Kurt Manwaring published an interview with Richard Bennett at his site, From the Desk, discussing Bennett’s most recent book Temples Rising: A Heritage of Sacrifice (2019, Deseret Book).
Richard E. Bennett is a professor and former chair of the Department of Church History and Doctrine at Brigham Young University. Born in Ontario, Canada, he holds a PhD in American history from Wayne State University. Before joining the BYU faculty in 1997, he was head of the Department of Archives and Special Collections at the University of Manitoba for twenty years. We’ve published an excerpt here: for the full interview, click here.
How did temple consciousness in the general membership of the Church evolve from the dedication of the Kirtland temple in 1836 through the end of the 19th century?
As thoroughly discussed in my book, the great advances in temple consciousness in the West were the recovery of the ordinance of baptisms for the dead beginning in 1869 and the introduction of endowments for the dead beginning at the St. George Temple on 11 January 1877.
With regards to the former, baptisms for the dead had gone into hibernation from the time the Saints left Nauvoo in 1846 until the coming of the transcontinental railroad in May 1869. Save for a scattered few baptisms for the dead performed by Wilford Wodruff at Winter Quarters and then again in Salt Lake City in the mid-1850s, this ordinance was virtually in abeyance.
However, with the coming of the railroad, the ordinance of baptisms for the dead dramatically revived and began to be practiced on a scale never seen before—with thousands of such ordinances being performed annually after 1869.
Eight years later came the introduction of endowments for the dead which changed everything forever in Latter-day Saint temple history.
For a whole variety of reasons, the Law of Adoption in which Latter-day Saints were being sealed to prominent Church leaders who held priesthood keys, had not been particularly successful. With the reclamation of past revelations, including Sections 109, 110, 121-123 and 132, all of which were canonized in 1880, temple work received more solid doctrinal footing and support.
In a gradual process of understanding, it became clear to President Wilford Woodruff and others, that families could be safely sealed to past generations of ancestors and that they should be sealed to such, and not to General Authorities.
This dawning realization of the possibility for redemption of the dead in the spirit world translated into Woodruff’s dreams and visions in the St. George Temple that gave hope and life for those who had passed on.
Hence, the beginning of endowments for the dead and with it, intergenerational sealings and linkages to families long deceased. Not only did this open the way for performing saving ordinances for the dead well beyond baptisms, but also for the need for the living to return to the temple over and over again and a commitment to live in such a way as to be worthy to do so.
Thus, this expanded vision of redemption work for the dead exercised an enormous influence on the living.

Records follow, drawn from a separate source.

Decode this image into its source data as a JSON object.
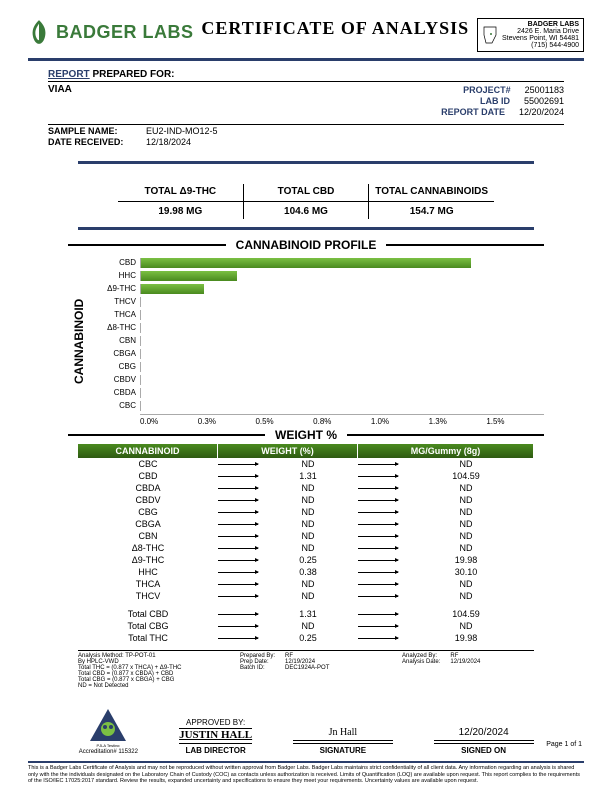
{
  "header": {
    "company_name": "BADGER LABS",
    "logo_color": "#3a7a3a",
    "title": "CERTIFICATE OF ANALYSIS",
    "right_name": "BADGER LABS",
    "right_addr1": "2426 E. Maria Drive",
    "right_addr2": "Stevens Point, WI 54481",
    "right_phone": "(715) 544-4900"
  },
  "report": {
    "heading_u": "REPORT",
    "heading_rest": "PREPARED FOR:",
    "client": "VIAA",
    "project_label": "PROJECT#",
    "project_val": "25001183",
    "labid_label": "LAB ID",
    "labid_val": "55002691",
    "date_label": "REPORT DATE",
    "date_val": "12/20/2024",
    "sample_label": "SAMPLE NAME:",
    "sample_val": "EU2-IND-MO12-5",
    "recv_label": "DATE RECEIVED:",
    "recv_val": "12/18/2024"
  },
  "totals": [
    {
      "h": "TOTAL Δ9-THC",
      "v": "19.98 MG"
    },
    {
      "h": "TOTAL CBD",
      "v": "104.6 MG"
    },
    {
      "h": "TOTAL CANNABINOIDS",
      "v": "154.7 MG"
    }
  ],
  "chart": {
    "title": "CANNABINOID PROFILE",
    "ylabel": "CANNABINOID",
    "xlabel": "WEIGHT %",
    "bar_color": "#5fa02e",
    "xmax": 1.6,
    "xticks": [
      "0.0%",
      "0.3%",
      "0.5%",
      "0.8%",
      "1.0%",
      "1.3%",
      "1.5%"
    ],
    "rows": [
      {
        "lbl": "CBD",
        "val": 1.31
      },
      {
        "lbl": "HHC",
        "val": 0.38
      },
      {
        "lbl": "Δ9-THC",
        "val": 0.25
      },
      {
        "lbl": "THCV",
        "val": 0
      },
      {
        "lbl": "THCA",
        "val": 0
      },
      {
        "lbl": "Δ8-THC",
        "val": 0
      },
      {
        "lbl": "CBN",
        "val": 0
      },
      {
        "lbl": "CBGA",
        "val": 0
      },
      {
        "lbl": "CBG",
        "val": 0
      },
      {
        "lbl": "CBDV",
        "val": 0
      },
      {
        "lbl": "CBDA",
        "val": 0
      },
      {
        "lbl": "CBC",
        "val": 0
      }
    ]
  },
  "table": {
    "headers": [
      "CANNABINOID",
      "WEIGHT (%)",
      "MG/Gummy (8g)"
    ],
    "rows": [
      {
        "c1": "CBC",
        "c2": "ND",
        "c3": "ND"
      },
      {
        "c1": "CBD",
        "c2": "1.31",
        "c3": "104.59"
      },
      {
        "c1": "CBDA",
        "c2": "ND",
        "c3": "ND"
      },
      {
        "c1": "CBDV",
        "c2": "ND",
        "c3": "ND"
      },
      {
        "c1": "CBG",
        "c2": "ND",
        "c3": "ND"
      },
      {
        "c1": "CBGA",
        "c2": "ND",
        "c3": "ND"
      },
      {
        "c1": "CBN",
        "c2": "ND",
        "c3": "ND"
      },
      {
        "c1": "Δ8-THC",
        "c2": "ND",
        "c3": "ND"
      },
      {
        "c1": "Δ9-THC",
        "c2": "0.25",
        "c3": "19.98"
      },
      {
        "c1": "HHC",
        "c2": "0.38",
        "c3": "30.10"
      },
      {
        "c1": "THCA",
        "c2": "ND",
        "c3": "ND"
      },
      {
        "c1": "THCV",
        "c2": "ND",
        "c3": "ND"
      }
    ],
    "totals": [
      {
        "c1": "Total CBD",
        "c2": "1.31",
        "c3": "104.59"
      },
      {
        "c1": "Total CBG",
        "c2": "ND",
        "c3": "ND"
      },
      {
        "c1": "Total THC",
        "c2": "0.25",
        "c3": "19.98"
      }
    ]
  },
  "meta": {
    "left": "Analysis Method: TP-POT-01\nBy HPLC-VWD\nTotal THC = (0.877 x THCA) + Δ9-THC\nTotal CBD = (0.877 x CBDA) + CBD\nTotal CBG = (0.877 x CBGA) + CBG\nND = Not Detected",
    "mid_labels": "Prepared By:\nPrep Date:\nBatch ID:",
    "mid_vals": "RF\n12/19/2024\nDEC1924A-POT",
    "right_labels": "Analyzed By:\nAnalysis Date:",
    "right_vals": "RF\n12/19/2024"
  },
  "sign": {
    "approved_label": "APPROVED BY:",
    "name": "JUSTIN HALL",
    "role": "LAB DIRECTOR",
    "sig_label": "SIGNATURE",
    "sig": "Jn Hall",
    "date": "12/20/2024",
    "date_label": "SIGNED ON",
    "accred": "Accreditation# 115322",
    "page": "Page 1 of 1"
  },
  "footer": "This is a Badger Labs Certificate of Analysis and may not be reproduced without written approval from Badger Labs. Badger Labs maintains strict confidentiality of all client data. Any information regarding an analysis is shared only with the the individuals designated on the Laboratory Chain of Custody (COC) as contacts unless authorization is received. Limits of Quantification (LOQ) are available upon request. This report complies to the requirements of the ISO/IEC 17025:2017 standard. Review the results, expanded uncertainty and specifications to ensure they meet your requirements. Uncertainty values are available upon request.",
  "colors": {
    "accent": "#2a3e6b",
    "green_header": "#3a7a1f"
  }
}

An added point: from 1849 to 1854, some temple ordinances—endowments for the living and living sealings—were performed in the Council House in Salt Lake City, on a spot kitty-corner from the present Joseph Smith Memorial Building. Later, in 1855, this building was superseded by the Endowment House which was not torn down until 1889.
In addition, several of the Twelve performed certain temple ordinances in the homes of the Saints throughout the Territory, essentially bringing the temple to the people in times of their greatest need.
Such proved enormously comforting to the Saints as they struggled to colonize and make a living in often the most harsh and difficult conditions.